Josef Hybeš (29 January 1850 – 19 July 1921) was a Czech labour leader, socialist politician and journalist. He was a founding member of the Czech Social Democratic Party.
Biography
Josef Hybeš was born into a working-class family of weavers. Due to financial difficulties, he was unable finish school due and began working in textile companies as a child at the age of nine. In 1867 he went to Vienna to look for work and subsequently joined the Workers' Education Association, the cradle of the social democratic movement in Austria. In 1876 he was elected to the central committee of the Austrian Social Democratic Workers' Party.[1]
On 7 April 1878, he co-founded in Prague the Social Democratic Party of Czechoslovakia in Austria with headquarters in Vienna, the first social democratic Czech political party. After a series of police raids and a wave of arrests crippled the Social Democratic leadership in Bohemia in 1881–1882, Hybeš's group in Vienna temporarily became the center of party activity. The party newspaper Dělnické listy was moved here from Prague and the leadership of the Czech Social Democrats was also active there. After the arrest of its members, Hybeš managed the temporary party leadership, and after Josef Boleslav Pecka was arrested, he also took over the management of the editorial office of Dělnické listy.[2]

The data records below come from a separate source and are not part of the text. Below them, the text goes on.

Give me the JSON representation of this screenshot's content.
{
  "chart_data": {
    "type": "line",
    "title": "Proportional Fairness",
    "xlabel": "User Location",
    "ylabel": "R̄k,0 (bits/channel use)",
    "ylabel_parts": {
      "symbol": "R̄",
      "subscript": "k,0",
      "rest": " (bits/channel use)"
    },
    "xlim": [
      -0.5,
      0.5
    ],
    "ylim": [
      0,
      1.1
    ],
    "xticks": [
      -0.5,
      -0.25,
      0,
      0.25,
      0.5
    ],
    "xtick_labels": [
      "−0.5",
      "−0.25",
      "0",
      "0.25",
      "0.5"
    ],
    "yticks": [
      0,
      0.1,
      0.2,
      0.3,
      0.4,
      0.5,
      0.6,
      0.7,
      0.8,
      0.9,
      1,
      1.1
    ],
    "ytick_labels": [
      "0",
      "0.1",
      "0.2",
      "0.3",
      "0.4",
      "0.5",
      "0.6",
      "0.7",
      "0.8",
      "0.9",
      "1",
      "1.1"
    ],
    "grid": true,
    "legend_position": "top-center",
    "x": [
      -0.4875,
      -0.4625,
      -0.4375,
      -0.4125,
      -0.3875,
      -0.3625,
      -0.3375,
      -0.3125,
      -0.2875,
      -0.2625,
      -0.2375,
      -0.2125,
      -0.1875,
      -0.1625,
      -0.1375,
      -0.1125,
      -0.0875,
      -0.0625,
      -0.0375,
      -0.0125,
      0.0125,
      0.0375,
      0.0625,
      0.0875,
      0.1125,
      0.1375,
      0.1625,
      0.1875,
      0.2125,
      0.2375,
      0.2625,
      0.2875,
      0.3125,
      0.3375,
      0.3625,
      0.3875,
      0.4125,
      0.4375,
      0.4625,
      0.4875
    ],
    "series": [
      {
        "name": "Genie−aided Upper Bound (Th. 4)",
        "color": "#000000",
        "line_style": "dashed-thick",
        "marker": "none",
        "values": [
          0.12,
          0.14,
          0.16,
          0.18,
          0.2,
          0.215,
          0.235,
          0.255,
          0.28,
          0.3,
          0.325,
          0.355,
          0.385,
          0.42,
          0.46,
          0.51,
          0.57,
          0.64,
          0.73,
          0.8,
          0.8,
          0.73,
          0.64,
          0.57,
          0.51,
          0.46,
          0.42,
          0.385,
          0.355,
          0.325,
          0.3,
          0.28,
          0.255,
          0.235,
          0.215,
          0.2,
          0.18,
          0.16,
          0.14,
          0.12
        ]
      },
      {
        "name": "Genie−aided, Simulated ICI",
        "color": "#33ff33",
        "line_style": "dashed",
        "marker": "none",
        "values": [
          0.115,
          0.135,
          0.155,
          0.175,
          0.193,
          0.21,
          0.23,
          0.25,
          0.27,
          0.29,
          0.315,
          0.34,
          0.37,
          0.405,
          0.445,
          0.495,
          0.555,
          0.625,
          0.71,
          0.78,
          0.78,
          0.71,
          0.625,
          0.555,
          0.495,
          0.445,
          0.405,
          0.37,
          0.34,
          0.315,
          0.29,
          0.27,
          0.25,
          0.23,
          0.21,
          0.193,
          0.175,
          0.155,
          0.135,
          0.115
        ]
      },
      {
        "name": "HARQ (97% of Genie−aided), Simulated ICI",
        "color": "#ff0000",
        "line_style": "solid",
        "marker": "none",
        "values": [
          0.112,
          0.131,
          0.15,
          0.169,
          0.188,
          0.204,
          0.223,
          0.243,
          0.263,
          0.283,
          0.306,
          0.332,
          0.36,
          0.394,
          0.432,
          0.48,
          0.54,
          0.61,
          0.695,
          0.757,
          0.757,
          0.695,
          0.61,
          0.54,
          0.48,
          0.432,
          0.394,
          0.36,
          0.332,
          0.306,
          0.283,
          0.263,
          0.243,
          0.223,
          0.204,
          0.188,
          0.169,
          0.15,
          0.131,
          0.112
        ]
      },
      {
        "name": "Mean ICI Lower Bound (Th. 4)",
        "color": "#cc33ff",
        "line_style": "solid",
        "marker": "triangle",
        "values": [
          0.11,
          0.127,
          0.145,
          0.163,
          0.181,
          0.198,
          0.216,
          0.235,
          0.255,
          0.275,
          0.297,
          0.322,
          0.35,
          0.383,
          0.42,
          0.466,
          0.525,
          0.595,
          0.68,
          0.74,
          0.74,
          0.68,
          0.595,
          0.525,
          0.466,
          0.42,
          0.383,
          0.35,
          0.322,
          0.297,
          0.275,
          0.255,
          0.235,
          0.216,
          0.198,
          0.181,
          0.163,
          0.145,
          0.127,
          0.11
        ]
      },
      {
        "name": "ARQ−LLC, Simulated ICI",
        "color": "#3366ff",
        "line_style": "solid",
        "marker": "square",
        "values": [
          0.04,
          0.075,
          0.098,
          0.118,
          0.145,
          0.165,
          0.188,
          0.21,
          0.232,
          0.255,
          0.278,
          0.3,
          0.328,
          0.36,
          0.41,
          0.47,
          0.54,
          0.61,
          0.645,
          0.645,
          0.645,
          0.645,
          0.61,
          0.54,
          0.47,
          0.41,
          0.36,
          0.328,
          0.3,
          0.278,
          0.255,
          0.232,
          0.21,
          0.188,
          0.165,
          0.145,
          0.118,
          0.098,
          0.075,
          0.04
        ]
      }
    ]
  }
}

From 1881 to 1884 he was editor and for some time also editorial director of the Vienna Workers' Papers and a member of Die Zukunft publishing house as well as co-editor of the magazine Die Zukunft. After the state of emergency was declared in Vienna on 31 January 1884, all leading Social Democratic officials were arrested. After his expulsion, he continued to work as a textile worker and was also the publisher of the Prostějov newspaper Hlas lidu for four years. In 1887, Hybeš went to Brno and organized the meeting of Czech workers there and worked as a journalist for the newspaper Rovnost. In 1907 he founded the Association for the Construction of Cheap and Affordable Housing and organized workers' strikes.[1]
From 1897 until 1919 he was a representative of the Social Democrats in the Imperial Council.[3]
Before the First World War, he was involved in a splinter political formation, the Czech Social Democratic Party in Austria (the so-called centralists), which rejected the excessive division of the social democratic movement by nationality and was a competitor of the traditional Czech Social Democratic Party. After the creation of Czechoslovakia, he (temporarily) represented the unified Czechoslovak Social Democratic Workers' Party. From January 1919 until the end of his term of office in 1920, he sat for it in the Revolutionary National Assembly of the newly formed Czechoslovakia.[2]
He strongly opposed the First World War and after the October Revolution in Russia he sympathized with the extreme left. During the split of Social Democracy in 1919–1921, together with other centralists he joined the left-wing of the party.[3]
In the parliamentary elections of 1920, Hybeš won a senatorial seat in the National Assembly for the Social Democrats. He sat in the senate only briefly, until his death in 1921. The left-wing of the Social Democratic Party which by the time of his death had developed in to the Communist Party of Czechoslovakia turned his funeral in to a large communist demonstration.[2] He was buried in the Brno Central Cemetery.
Honours
In Brno, since 1928 (until 1939) and again from 1946, the street “Hybešova”, the former street alley or Silniční in Old Brno (Staré Brno), has been named of Josef Hybeš. After the Second World War, there were numerous places named after Hybeš, most of which were renamed after the Velvet Revolution.
Bibliography
Otakar Franěk: Josef Hybeš. Práce a vzpomínky, I. – III. díl, Brno 1976.
Jindřich Veselý: Josef Hybeš, průkopník socialismu, Rovnost, Praha 1951, OCLC27260074.
Pavel Kosatík: Čeští demokraté: 50 nejvýznamnějších osobností veřejného života (Tschechische Demokraten: die 50 bedeutendsten Persönlichkeiten des öffentlichen Lebens). Mladá fronta, Praha 2010, ISBN 978-80-204-2373-3.